Mutable reference to owned value?

Can someone explain how this code is legal? It seems the &mut buffer is converted to io::Write instance (owned?) and not a reference here when passed from main to write_buffer. Does ownership with traits work differently? Also dropping the io::Write instance buffer in the method does not have any impact (seems logical as its just a mutable reference and not actually an owned value. But from syntax, it looks like an owned value. Is there a different syntax to move values and have trait bounds on such value?

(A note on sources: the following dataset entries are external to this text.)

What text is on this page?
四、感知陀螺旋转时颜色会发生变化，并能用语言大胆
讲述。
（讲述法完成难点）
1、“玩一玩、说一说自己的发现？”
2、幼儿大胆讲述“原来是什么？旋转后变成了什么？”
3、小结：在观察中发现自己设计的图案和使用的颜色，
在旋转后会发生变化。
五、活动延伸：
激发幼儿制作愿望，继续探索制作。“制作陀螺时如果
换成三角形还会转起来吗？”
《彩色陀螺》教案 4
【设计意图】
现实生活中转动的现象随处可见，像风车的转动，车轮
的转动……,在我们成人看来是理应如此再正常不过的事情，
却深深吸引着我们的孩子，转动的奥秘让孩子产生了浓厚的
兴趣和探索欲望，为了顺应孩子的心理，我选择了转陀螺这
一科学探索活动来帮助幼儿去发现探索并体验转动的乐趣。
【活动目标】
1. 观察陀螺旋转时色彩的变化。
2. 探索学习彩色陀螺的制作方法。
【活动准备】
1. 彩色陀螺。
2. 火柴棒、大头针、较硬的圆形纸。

#![allow(unused_variables)]

use std::io;

fn write_buffer<T>(buffer: T) where T: io::Write {
    // let data: Vec<u8> = vec![1, 2, 3];
    // buffer.write(data.as_slice());
    drop(buffer);
}

fn main() {
    let mut buffer: Vec<u8> = vec![1];
    println!("{:?}", buffer);
    write_buffer(&mut buffer);
    println!("{:?}", buffer);
}

(Playground)

Output:

[1]
[1]

This is incorrect, since io::Write is implemented for &mut W when W: Write. So, when you invoke write_buffer, it is invoked with T = &mut Vec<u8>.

Note: references are values too, thus they are subject too all the same ownership rules qs every other value.

What is getting dropped by the drop function then ? if drop does drop the buffer then the next println buffer should have a null value which is illegal in rust am i missing something ?

&mut Vec<u8> is dropped. References themselves are type, so the T here is &'a mut Vec<u8>. And unique references doesn't have drop glue, so it only ends the borrowing and does nothing on runtime.

Oh i see now so it does not deref the the value it receives just drops the variable which is then going through self drop implementation is that correct ?